Sensacyjne odkrycie dotyczące zagłady dinozaurów
Najnowsze badania geologiczne sugerują, że to nie uderzenie planetoidy spowodowało zagładę dinozaurów 65 mln lat temu. Zdaniem naukowców, bezpośrednią przyczyną mogły być raczej intensywne procesy wulkaniczne - informują badacze w "Journal of the Geological Society".
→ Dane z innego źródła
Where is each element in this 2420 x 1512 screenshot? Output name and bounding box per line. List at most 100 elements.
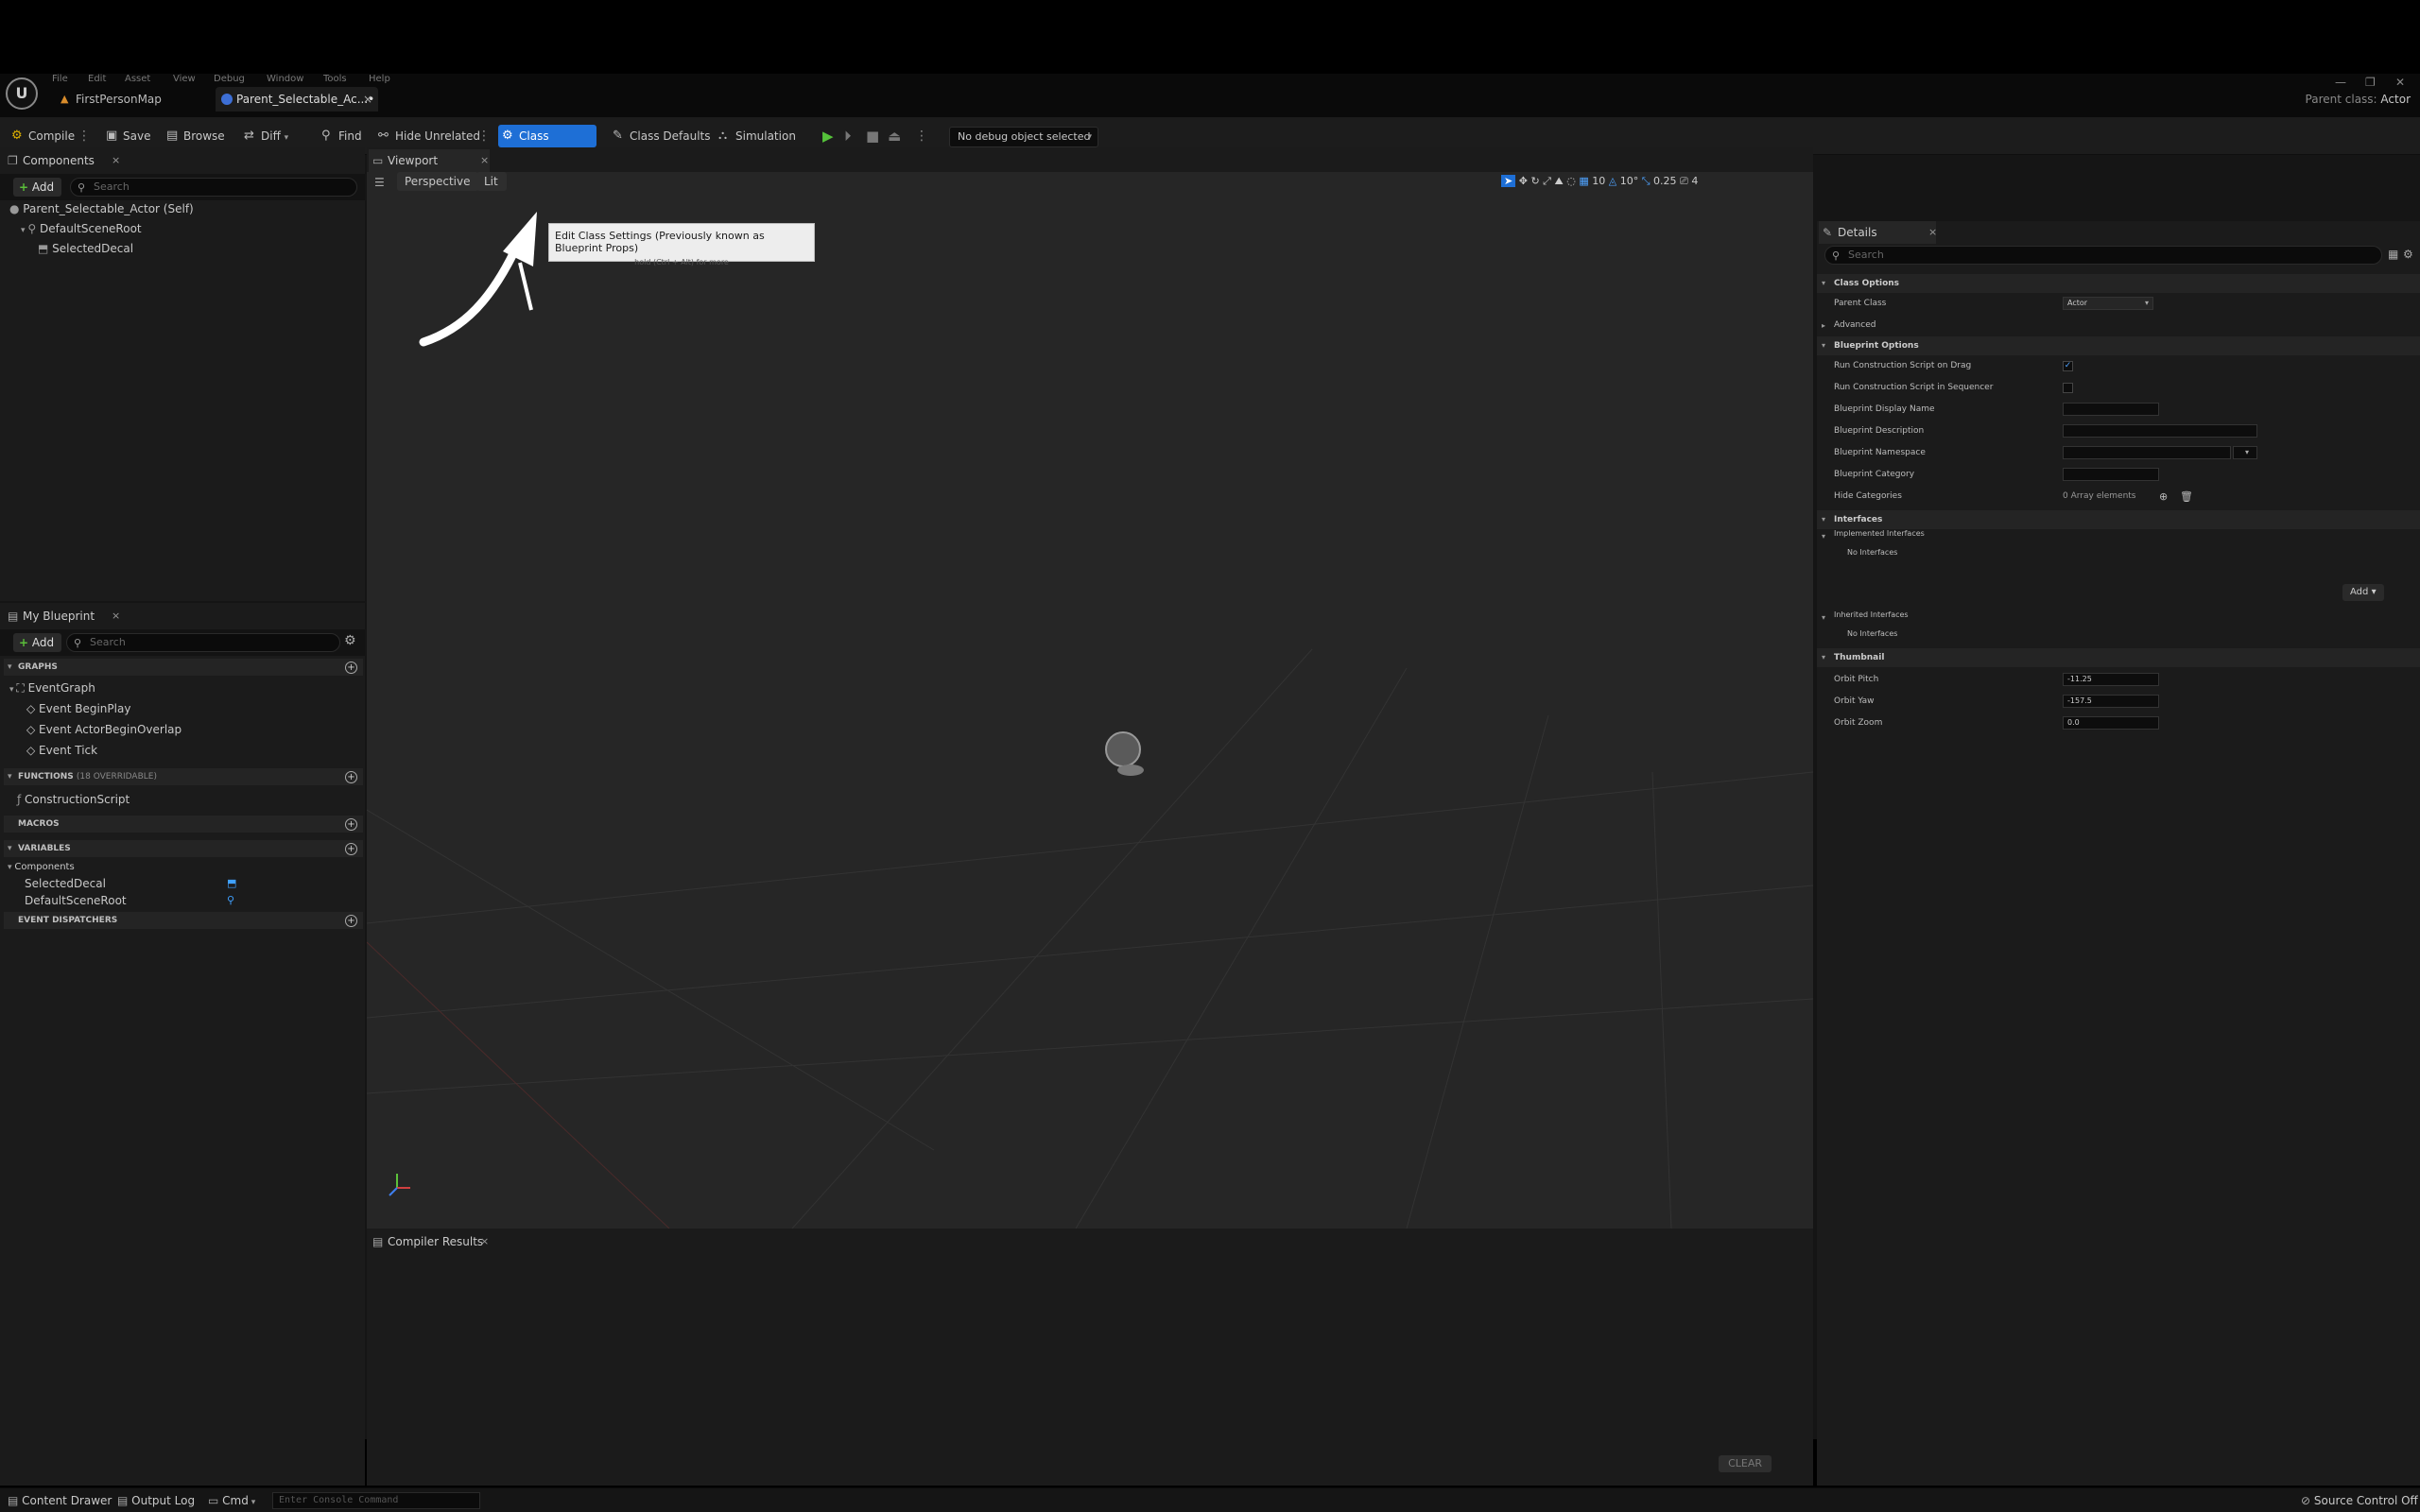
browse-button[interactable]: ▤ Browse [163,125,231,147]
add-variable-icon[interactable]: + [345,843,357,855]
cmd-select[interactable]: ▭ Cmd ▾ [208,1492,255,1509]
translate-icon[interactable]: ✥ [1519,175,1528,187]
section-thumbnail[interactable]: ▾ Thumbnail [1817,648,2420,667]
stop-icon[interactable]: ■ [866,128,879,145]
orbit-zoom-input[interactable]: 0.0 [2063,716,2159,730]
component-selected-decal[interactable]: ⬒ SelectedDecal [38,240,133,257]
add-member-button[interactable]: + Add [13,633,62,652]
close-icon[interactable]: × [112,605,120,627]
add-element-icon[interactable]: ⊕ [2159,486,2168,507]
hide-unrelated-options-icon[interactable]: ⋮ [477,125,491,147]
description-input[interactable] [2063,424,2257,438]
source-control-button[interactable]: ⊘ Source Control Off [2301,1492,2418,1509]
tab-my-blueprint[interactable]: ▤ My Blueprint × [4,605,121,627]
event-graph-item[interactable]: ▾ ⛶ EventGraph [9,679,95,696]
menu-file[interactable]: File [52,74,68,85]
close-window-icon[interactable]: ✕ [2395,76,2405,89]
surface-snap-icon[interactable]: ⛰ [1554,175,1563,187]
grid-snap-value[interactable]: 10 [1592,175,1605,187]
hide-unrelated-button[interactable]: ⚯ Hide Unrelated [374,125,486,147]
my-blueprint-search-input[interactable]: ⚲ Search [66,633,340,652]
event-actorbeginoverlap-item[interactable]: ◇ Event ActorBeginOverlap [26,721,182,738]
table-view-icon[interactable]: ▦ [2388,248,2398,261]
menu-tools[interactable]: Tools [323,74,347,85]
menu-window[interactable]: Window [267,74,303,85]
add-macro-icon[interactable]: + [345,818,357,831]
save-button[interactable]: ▣ Save [102,125,156,147]
simulation-button[interactable]: ⛬ Simulation [715,125,802,147]
settings-gear-icon[interactable]: ⚙ [2403,248,2413,261]
content-drawer-button[interactable]: ▤ Content Drawer [8,1492,112,1509]
rotation-snap-icon[interactable]: ◬ [1609,175,1616,187]
play-options-icon[interactable]: ⋮ [915,125,928,147]
add-function-icon[interactable]: + [345,771,357,783]
play-icon[interactable]: ▶ [822,128,834,145]
clear-button[interactable]: CLEAR [1719,1455,1772,1472]
settings-gear-icon[interactable]: ⚙ [344,633,356,648]
frame-skip-icon[interactable]: ⏵ [844,128,852,145]
event-tick-item[interactable]: ◇ Event Tick [26,742,97,759]
maximize-icon[interactable]: ❐ [2365,76,2376,89]
category-input[interactable] [2063,468,2159,481]
tab-components[interactable]: ❐ Components × [4,149,121,172]
camera-speed-value[interactable]: 4 [1691,175,1698,187]
scale-snap-value[interactable]: 0.25 [1653,175,1677,187]
component-self[interactable]: ● Parent_Selectable_Actor (Self) [9,200,194,217]
add-dispatcher-icon[interactable]: + [345,915,357,927]
add-graph-icon[interactable]: + [345,662,357,674]
diff-button[interactable]: ⇄ Diff ▾ [240,125,294,147]
menu-help[interactable]: Help [369,74,390,85]
tab-details[interactable]: ✎ Details × [1819,221,1937,244]
variable-selected-decal[interactable]: SelectedDecal [25,875,106,892]
construction-script-item[interactable]: ƒ ConstructionScript [17,791,130,808]
event-beginplay-item[interactable]: ◇ Event BeginPlay [26,700,130,717]
debug-object-select[interactable]: No debug object selected ▾ [949,127,1098,147]
tab-parent-selectable-actor[interactable]: Parent_Selectable_Ac...• × [216,87,378,112]
viewport-canvas[interactable] [367,243,1813,1228]
perspective-button[interactable]: Perspective [397,172,478,191]
section-variables[interactable]: ▾ VARIABLES [4,840,363,857]
components-search-input[interactable]: ⚲ Search [70,178,357,197]
select-mode-icon[interactable]: ➤ [1501,175,1516,187]
parent-class-dropdown[interactable]: Actor ▾ [2063,297,2153,310]
components-group[interactable]: ▾ Components [8,859,75,876]
menu-debug[interactable]: Debug [214,74,245,85]
trash-icon[interactable]: 🗑 [2180,486,2193,507]
tab-viewport[interactable]: ▭ Viewport × [369,149,490,172]
chevron-down-icon[interactable]: ▾ [2233,446,2257,459]
construction-in-sequencer-checkbox[interactable] [2063,383,2073,393]
scale-snap-icon[interactable]: ⤡ [1642,175,1651,187]
details-search-input[interactable]: ⚲ Search [1824,246,2382,265]
tab-firstpersonmap[interactable]: ▲ FirstPersonMap [55,87,206,112]
section-class-options[interactable]: ▾ Class Options [1817,274,2420,293]
output-log-button[interactable]: ▤ Output Log [117,1492,195,1509]
eject-icon[interactable]: ⏏ [888,128,901,145]
find-button[interactable]: ⚲ Find [318,125,368,147]
namespace-input[interactable] [2063,446,2231,459]
menu-asset[interactable]: Asset [125,74,150,85]
menu-edit[interactable]: Edit [88,74,106,85]
parent-class-value[interactable]: Actor [2380,93,2411,106]
component-default-scene-root[interactable]: ▾ ⚲ DefaultSceneRoot [21,220,142,237]
close-icon[interactable]: × [112,149,120,172]
grid-snap-icon[interactable]: ▦ [1579,175,1588,187]
add-component-button[interactable]: + Add [13,178,62,197]
menu-view[interactable]: View [173,74,196,85]
unreal-logo-icon[interactable]: U [6,77,38,110]
minimize-icon[interactable]: — [2335,76,2346,89]
section-event-dispatchers[interactable]: EVENT DISPATCHERS [4,912,363,929]
world-local-icon[interactable]: ◌ [1566,175,1576,187]
close-tab-icon[interactable]: × [363,87,372,112]
add-interface-button[interactable]: Add ▾ [2342,584,2384,601]
construction-on-drag-checkbox[interactable]: ✓ [2063,361,2073,371]
class-settings-button[interactable]: ⚙ Class Settings [498,125,596,165]
camera-speed-icon[interactable]: ⎚ [1680,175,1688,187]
tab-compiler-results[interactable]: ▤ Compiler Results × [369,1230,492,1253]
close-icon[interactable]: × [1928,221,1937,244]
class-defaults-button[interactable]: ✎ Class Defaults [609,125,716,147]
section-graphs[interactable]: ▾ GRAPHS [4,659,363,676]
section-functions[interactable]: ▾ FUNCTIONS (18 OVERRIDABLE) [4,768,363,785]
rotation-snap-value[interactable]: 10° [1620,175,1639,187]
orbit-yaw-input[interactable]: -157.5 [2063,695,2159,708]
row-advanced[interactable]: ▸ Advanced [1817,315,2420,336]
Naukowcy nie wiedzą, jakie wydarzenie sprzed 65 mln lat spowodowało zagładę dinozaurów, ówczesnych władców naszej planety. Jedna z najlepiej udokumentowanych hipotez głosi, że przyczyną było uderzenie w Ziemię potężnej planetoidy. Ślad po tym zdarzeniu widać na półwyspie Jukatan w Meksyku w postaci krateru Chicxulub o średnicy 180 km.
Część naukowców nie zgadza się jednak z tą teorią. Najnowsze badania, przeprowadzone przez Gertę Keller z Princeton University w Stanach Zjednoczonych i Thierry'ego Adatte z Uniwersytetu w Lozannie w Szwajcarii, dowodzą, że uderzenie planetoidy jest wcześniejsze o 300 tys. lat od wymierania dinozaurów.
Na podstawie badań geologicznych krateru naukowcy uznali, że uderzenie planetoidy i wymieranie dinozaurów mogą być wydarzeniami nie związanymi ze sobą przyczynowo. Ich zdaniem warstwy osadowe pomiędzy nimi nie wykazują żadnych anomalii. Co więcej, okazało się, że uderzenie planetoidy nie wiązało się z żadnym dramatycznym wpływem na bioróżnorodność gatunków.
Na jednym ze stanowisk paleontologicznych w Meksyku badacze naliczyli przed uderzeniem planetoidy 52 gatunki zwierząt i tyle samo po uderzeniu. - Ustaliliśmy, że z powodu uderzenia nie wymarł ani jeden gatunek - podkreśla Keller.
Wniosek nie jest żadnym zaskoczeniem, bowiem inne wielkie wymierania w dziejach Ziemi również nie wiążą się z uderzeniem planetoidy - dodaje. Jej zdaniem, za wymieranie dinozaurów mogły być odpowiedzialne intensywne procesy wulkaniczne w obrębie półwyspu Dekan w Indiach. W ich wyniku do atmosfery przedostała się ogromna ilość gazów i pyłów wulkanicznych, przez które nie przebijały się promienie słoneczne. W rezultacie doszło do znacznego ochłodzenia klimatu Ziemi.